一戸建ての窓の中で上下に開口するスライド式窓という種類があります。
海外では昔から使用されているので、日本でも輸入住宅や洋風の家でもよく見かけるようになってきました。
スッキリとした形状とおしゃれな外観でとても人気がある窓です。
しかし、そのおしゃれな外観を損ねないように面格子を付けることが少なく、近年の空き巣被害でも侵入口として被害が報告されています。
空き巣被害の7割を占める窓のガラス破りでは、この面格子のないスライド式窓も狙われる対象になります。
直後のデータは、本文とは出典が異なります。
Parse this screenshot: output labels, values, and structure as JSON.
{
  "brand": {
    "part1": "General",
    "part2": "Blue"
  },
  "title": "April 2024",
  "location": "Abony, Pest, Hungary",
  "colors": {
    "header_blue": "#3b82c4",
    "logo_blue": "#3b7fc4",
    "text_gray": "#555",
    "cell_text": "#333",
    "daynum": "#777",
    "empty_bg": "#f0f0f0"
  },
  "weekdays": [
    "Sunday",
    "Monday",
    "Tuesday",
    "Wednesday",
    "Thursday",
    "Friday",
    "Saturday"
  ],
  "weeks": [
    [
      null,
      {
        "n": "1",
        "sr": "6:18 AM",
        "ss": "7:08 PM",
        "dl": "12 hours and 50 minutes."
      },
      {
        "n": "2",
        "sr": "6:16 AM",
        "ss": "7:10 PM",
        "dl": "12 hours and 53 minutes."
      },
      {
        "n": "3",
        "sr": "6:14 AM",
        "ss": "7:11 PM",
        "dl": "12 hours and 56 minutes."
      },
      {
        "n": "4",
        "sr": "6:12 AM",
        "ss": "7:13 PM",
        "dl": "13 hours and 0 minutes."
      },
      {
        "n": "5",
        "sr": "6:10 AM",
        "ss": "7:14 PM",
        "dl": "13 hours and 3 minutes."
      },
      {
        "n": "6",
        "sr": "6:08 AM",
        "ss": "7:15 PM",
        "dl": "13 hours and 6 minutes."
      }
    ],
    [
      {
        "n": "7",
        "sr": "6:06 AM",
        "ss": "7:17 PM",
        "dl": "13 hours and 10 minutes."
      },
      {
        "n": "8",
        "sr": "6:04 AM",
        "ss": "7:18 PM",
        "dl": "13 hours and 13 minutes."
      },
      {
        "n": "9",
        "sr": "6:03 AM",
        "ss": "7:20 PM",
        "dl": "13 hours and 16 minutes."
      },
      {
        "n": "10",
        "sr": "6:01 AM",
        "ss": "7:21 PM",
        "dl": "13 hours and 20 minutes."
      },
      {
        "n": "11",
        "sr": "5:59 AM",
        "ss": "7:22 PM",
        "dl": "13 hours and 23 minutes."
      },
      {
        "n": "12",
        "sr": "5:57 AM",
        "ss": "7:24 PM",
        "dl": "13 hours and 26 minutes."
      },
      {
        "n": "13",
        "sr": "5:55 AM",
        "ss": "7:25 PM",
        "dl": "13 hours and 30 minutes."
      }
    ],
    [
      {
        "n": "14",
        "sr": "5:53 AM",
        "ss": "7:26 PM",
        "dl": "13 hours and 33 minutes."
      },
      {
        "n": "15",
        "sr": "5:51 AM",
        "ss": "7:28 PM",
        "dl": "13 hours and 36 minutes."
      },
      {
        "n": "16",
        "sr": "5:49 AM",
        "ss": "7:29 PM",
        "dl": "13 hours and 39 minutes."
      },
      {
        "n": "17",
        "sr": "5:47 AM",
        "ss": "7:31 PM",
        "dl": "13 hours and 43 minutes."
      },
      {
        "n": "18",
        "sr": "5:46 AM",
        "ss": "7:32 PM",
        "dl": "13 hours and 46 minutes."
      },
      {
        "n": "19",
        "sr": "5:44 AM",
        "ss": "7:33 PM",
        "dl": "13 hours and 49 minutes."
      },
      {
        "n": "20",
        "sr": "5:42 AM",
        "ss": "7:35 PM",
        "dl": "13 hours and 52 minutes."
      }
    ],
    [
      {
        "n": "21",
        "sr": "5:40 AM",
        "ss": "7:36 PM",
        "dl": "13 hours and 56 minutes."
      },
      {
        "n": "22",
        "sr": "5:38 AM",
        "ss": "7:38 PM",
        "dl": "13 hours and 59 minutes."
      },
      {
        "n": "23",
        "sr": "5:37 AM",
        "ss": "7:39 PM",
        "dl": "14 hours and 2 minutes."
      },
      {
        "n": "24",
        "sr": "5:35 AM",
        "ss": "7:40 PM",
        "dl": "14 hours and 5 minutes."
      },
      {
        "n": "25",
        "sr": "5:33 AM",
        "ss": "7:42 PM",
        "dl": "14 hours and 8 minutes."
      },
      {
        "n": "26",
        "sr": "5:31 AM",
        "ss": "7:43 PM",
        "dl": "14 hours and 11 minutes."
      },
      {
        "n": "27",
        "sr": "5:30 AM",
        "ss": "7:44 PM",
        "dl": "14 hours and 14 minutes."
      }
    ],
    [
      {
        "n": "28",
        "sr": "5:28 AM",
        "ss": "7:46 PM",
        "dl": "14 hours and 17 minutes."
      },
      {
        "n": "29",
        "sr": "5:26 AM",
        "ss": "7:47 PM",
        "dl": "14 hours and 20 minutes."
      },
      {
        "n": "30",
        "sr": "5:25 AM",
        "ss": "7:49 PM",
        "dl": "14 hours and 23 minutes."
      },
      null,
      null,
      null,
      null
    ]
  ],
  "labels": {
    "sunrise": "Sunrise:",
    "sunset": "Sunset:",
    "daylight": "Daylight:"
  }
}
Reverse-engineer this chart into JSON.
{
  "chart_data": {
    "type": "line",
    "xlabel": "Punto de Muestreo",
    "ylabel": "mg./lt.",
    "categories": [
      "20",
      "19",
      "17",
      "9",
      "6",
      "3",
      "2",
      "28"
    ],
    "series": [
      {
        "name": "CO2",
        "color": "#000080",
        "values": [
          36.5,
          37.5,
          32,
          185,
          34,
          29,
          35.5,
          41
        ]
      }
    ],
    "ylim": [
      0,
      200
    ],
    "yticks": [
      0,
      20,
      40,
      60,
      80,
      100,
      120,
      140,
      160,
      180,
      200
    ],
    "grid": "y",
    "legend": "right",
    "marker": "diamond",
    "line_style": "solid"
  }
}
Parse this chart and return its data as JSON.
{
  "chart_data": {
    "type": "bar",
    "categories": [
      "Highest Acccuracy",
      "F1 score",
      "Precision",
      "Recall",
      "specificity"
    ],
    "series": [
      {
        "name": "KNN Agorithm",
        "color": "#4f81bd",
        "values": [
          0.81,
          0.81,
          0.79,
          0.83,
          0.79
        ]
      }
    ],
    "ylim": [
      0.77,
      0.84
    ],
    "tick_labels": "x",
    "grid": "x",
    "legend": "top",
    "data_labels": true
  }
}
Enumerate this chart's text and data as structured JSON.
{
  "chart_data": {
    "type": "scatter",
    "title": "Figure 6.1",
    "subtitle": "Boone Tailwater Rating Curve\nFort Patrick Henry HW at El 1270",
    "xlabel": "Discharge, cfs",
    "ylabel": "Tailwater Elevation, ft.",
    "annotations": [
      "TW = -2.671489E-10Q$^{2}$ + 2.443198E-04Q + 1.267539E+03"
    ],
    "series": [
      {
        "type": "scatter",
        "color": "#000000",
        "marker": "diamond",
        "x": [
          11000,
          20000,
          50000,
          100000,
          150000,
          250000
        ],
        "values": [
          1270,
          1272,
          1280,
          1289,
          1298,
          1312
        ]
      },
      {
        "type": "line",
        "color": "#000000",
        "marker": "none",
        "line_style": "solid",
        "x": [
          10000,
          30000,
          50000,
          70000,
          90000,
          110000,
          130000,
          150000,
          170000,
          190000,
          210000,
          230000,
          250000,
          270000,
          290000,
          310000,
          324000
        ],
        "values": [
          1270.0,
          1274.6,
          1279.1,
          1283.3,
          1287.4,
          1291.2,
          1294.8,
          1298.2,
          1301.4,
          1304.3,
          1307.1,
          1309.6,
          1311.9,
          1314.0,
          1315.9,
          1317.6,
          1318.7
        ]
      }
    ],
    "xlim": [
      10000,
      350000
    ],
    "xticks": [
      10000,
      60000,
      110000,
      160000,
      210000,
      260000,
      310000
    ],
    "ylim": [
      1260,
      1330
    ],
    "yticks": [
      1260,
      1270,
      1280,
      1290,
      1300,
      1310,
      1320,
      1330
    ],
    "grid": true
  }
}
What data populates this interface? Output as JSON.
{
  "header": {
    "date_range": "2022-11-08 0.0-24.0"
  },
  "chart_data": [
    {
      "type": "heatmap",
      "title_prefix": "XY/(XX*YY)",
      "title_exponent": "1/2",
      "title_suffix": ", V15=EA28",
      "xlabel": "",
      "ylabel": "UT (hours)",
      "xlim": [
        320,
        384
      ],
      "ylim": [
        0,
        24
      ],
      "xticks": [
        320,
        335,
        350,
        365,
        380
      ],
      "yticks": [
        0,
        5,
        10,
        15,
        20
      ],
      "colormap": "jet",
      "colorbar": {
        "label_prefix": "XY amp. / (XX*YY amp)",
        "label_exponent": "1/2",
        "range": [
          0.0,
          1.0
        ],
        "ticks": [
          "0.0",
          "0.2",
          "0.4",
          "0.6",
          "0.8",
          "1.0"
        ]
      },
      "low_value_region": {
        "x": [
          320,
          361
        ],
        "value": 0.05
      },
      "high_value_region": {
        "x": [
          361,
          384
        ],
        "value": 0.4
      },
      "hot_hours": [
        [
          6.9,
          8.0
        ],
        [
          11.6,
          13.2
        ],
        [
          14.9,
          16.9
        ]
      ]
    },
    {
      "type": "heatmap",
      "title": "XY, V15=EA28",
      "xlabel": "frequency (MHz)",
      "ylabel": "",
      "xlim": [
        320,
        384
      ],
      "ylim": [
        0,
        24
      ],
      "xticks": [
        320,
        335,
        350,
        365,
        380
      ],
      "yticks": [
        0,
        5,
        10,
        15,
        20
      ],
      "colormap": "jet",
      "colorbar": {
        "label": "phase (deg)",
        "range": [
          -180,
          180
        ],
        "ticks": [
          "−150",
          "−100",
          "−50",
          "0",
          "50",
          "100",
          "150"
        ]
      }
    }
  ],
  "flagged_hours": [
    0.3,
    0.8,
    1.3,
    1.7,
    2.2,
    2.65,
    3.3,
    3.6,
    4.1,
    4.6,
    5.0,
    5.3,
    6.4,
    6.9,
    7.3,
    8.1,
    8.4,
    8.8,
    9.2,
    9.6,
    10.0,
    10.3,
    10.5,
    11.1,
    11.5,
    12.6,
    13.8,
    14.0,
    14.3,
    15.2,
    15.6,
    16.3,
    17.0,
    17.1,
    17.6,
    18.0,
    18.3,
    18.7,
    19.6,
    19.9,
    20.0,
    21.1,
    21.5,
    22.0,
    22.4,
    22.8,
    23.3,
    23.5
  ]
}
元々、窓の種類の中でも価格が高めになるスライド式窓、壊されてしまうと被害も大きくなります。
では、スライド式窓の防犯対策はどうすればいいのでしょうか?
その性質や形状なども合わせてご紹介します。
デザインもおしゃれで人気の高いスライド式窓のメリットとデメリット
スライド式窓とは、窓の溝に沿って上や下、または上下同時にスライドして開口する窓のことで上げ下げ窓とも呼ばれています。
下から上に片方しか開口しないタイプはシングルハング、上か下を選んで開口できるのはダブルハング、上下同時にスライドして開口するタイプはバランス上下窓と呼ばれています。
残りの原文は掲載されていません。